While some of the pieces focus on the vibrant and colorful elements of the joyous occasion, others examine freedom and liberty, which are fundamental to the origins of carnival. The Mardi Gras (Fat Tuesday) masquerade parties that the French hosted in Trinidad and Tobago in the 18th century were closed to Africans who were kept as slaves, giving rise to the Mas custom. Instead, they created their own custom, complete with chanting, singing, dancing, drumming, and costumes. The Mighty Swallow, a calypso performer whose songs denounced the injustices meted out to enslaved Africans and indigenous communities in the Caribbean under colonial control, served as the inspiration for the exhibition’s title.

“Carnival for me is the voice of freedom for African diaspora people

Carnival and the Caribbean have long been important themes in the works of the three artists. At the age of 11, Dash moved to Oxford from Barbados. His abstract figurative paintings capture the exuberant carnival mood while also examining its historical origins in resistance. The creatures and characters from Caribbean folklore and mythology have been preserved because to the powerful expressionist and surrealist paintings of Lyons, who was born in Trinidad in 1933. Lloyd, who was born in Jamaica in 1943, vividly depicts live images of troupes and individuals visiting the Notting Hill carnival in portrait form.

The linkages between Caribbean aesthetics and European art history are yet another significant aspect of the show. The show offers an opportunity to reconsider and recreate a connection between the three artists’ work and the canon of western art, according to Habda Rashid, senior curator at Kettle’s Yard and the Fitzwilliam. “I admire the connection between David Bomberg’s The Virgin of Peace in Procession Through the Streets of Ronda, Holy Week and Graham Sutherland’s The Deposition [depicting Christ’s descent from the Cross] and Lyons’ Eloi! Eloi! These three pieces highlight the spiritual component of carnival.

More people have been interested in preserving the history of Caribbean artists’ works in recent years, most notably with the opening of Life Between Islands: Caribbean-British Art 1950s-Now at Tate Britain in 2021. It compiled a comprehensive list of Caribbean-British art spanning four generations. Paint Like the Swallow Sings Calypso is not the first time Lyons and Dash’s art has been presented together; it was included in the exhibition (Lloyd and Dash also have a longstanding working relationship as active members of the Caribbean Artists Movement of the 1960s). However, the emphasis on carnival specifically offers a chance to have a direct dialogue between Dash, Lloyd, and Lyons as well as with other artists they respect.

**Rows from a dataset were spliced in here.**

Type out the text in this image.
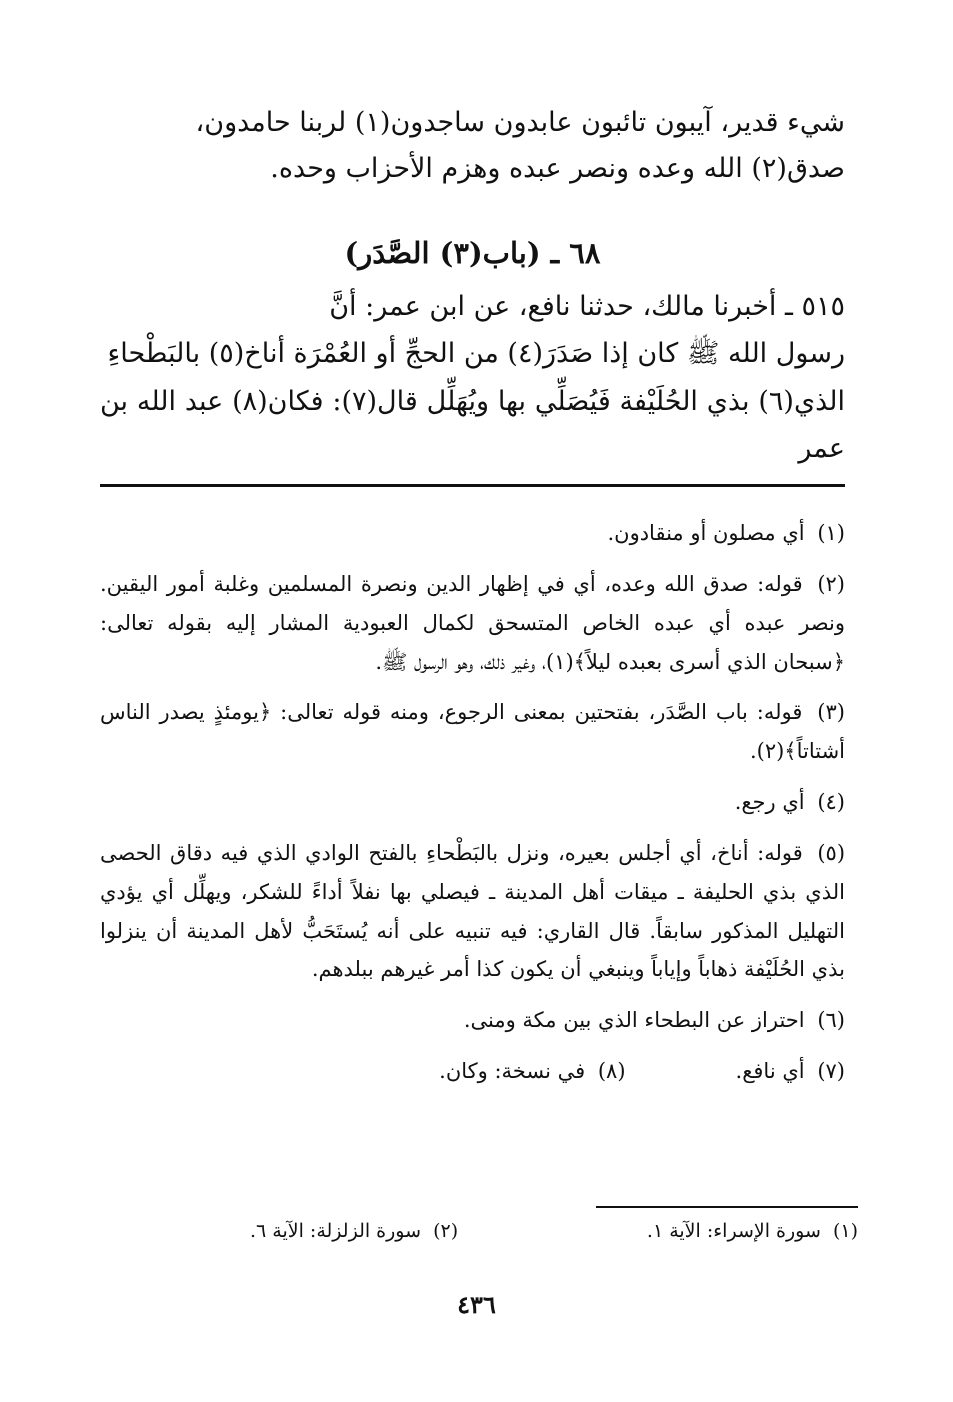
شيء قدير، آيبون تائبون عابدون ساجدون(١) لربنا حامدون،

صدق(٢) الله وعده ونصر عبده وهزم الأحزاب وحده.

٦٨ ـ (باب(٣) الصَّدَر)

٥١٥ ـ أخبرنا مالك، حدثنا نافع، عن ابن عمر: أنَّ

رسول الله ﷺ كان إذا صَدَرَ(٤) من الحجِّ أو العُمْرَة أناخ(٥) بالبَطْحاءِ

الذي(٦) بذي الحُلَيْفة فَيُصَلِّي بها ويُهَلِّل قال(٧): فكان(٨) عبد الله بن عمر

(١) أي مصلون أو منقادون.

(٢) قوله: صدق الله وعده، أي في إظهار الدين ونصرة المسلمين وغلبة أمور اليقين. ونصر عبده أي عبده الخاص المتسحق لكمال العبودية المشار إليه بقوله تعالى: ﴿سبحان الذي أسرى بعبده ليلاً﴾(١)، وغير ذلك، وهو الرسول ﷺ.

(٣) قوله: باب الصَّدَر، بفتحتين بمعنى الرجوع، ومنه قوله تعالى: ﴿يومئذٍ يصدر الناس أشتاتاً﴾(٢).

(٤) أي رجع.

(٥) قوله: أناخ، أي أجلس بعيره، ونزل بالبَطْحاءِ بالفتح الوادي الذي فيه دقاق الحصى الذي بذي الحليفة ـ ميقات أهل المدينة ـ فيصلي بها نفلاً أداءً للشكر، ويهلِّل أي يؤدي التهليل المذكور سابقاً. قال القاري: فيه تنبيه على أنه يُستَحَبُّ لأهل المدينة أن ينزلوا بذي الحُلَيْفة ذهاباً وإياباً وينبغي أن يكون كذا أمر غيرهم ببلدهم.

(٦) احتراز عن البطحاء الذي بين مكة ومنى.

(٧) أي نافع.
(٨) في نسخة: وكان.
(١) سورة الإسراء: الآية ١.
(٢) سورة الزلزلة: الآية ٦.
٤٣٦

“We’re mixing up collections,” says Rashid. “We’re bringing in historical works and we’re not doing it in a chronological order. [The show] has deep links to history, tradition and ritual, but it is presented in a really contemporary way.”

Brilliant parade: the artists on their works

Paul Dash’s Carnival Dancers Mingle, 2019-20.

Paul Dash’s Carnival Dancers Mingle, 2019-20. Photograph: Courtesy the artist

Paul Dash – Carnival Dancers Mingle, 2019-20
“Carnival for me is the voice of freedom for African diaspora people,” says Dash. “I try to depict the sense of liberation that comes through carnival celebration.”

Errol Lloyd’s Notting Hill Carnival IIC, 1988.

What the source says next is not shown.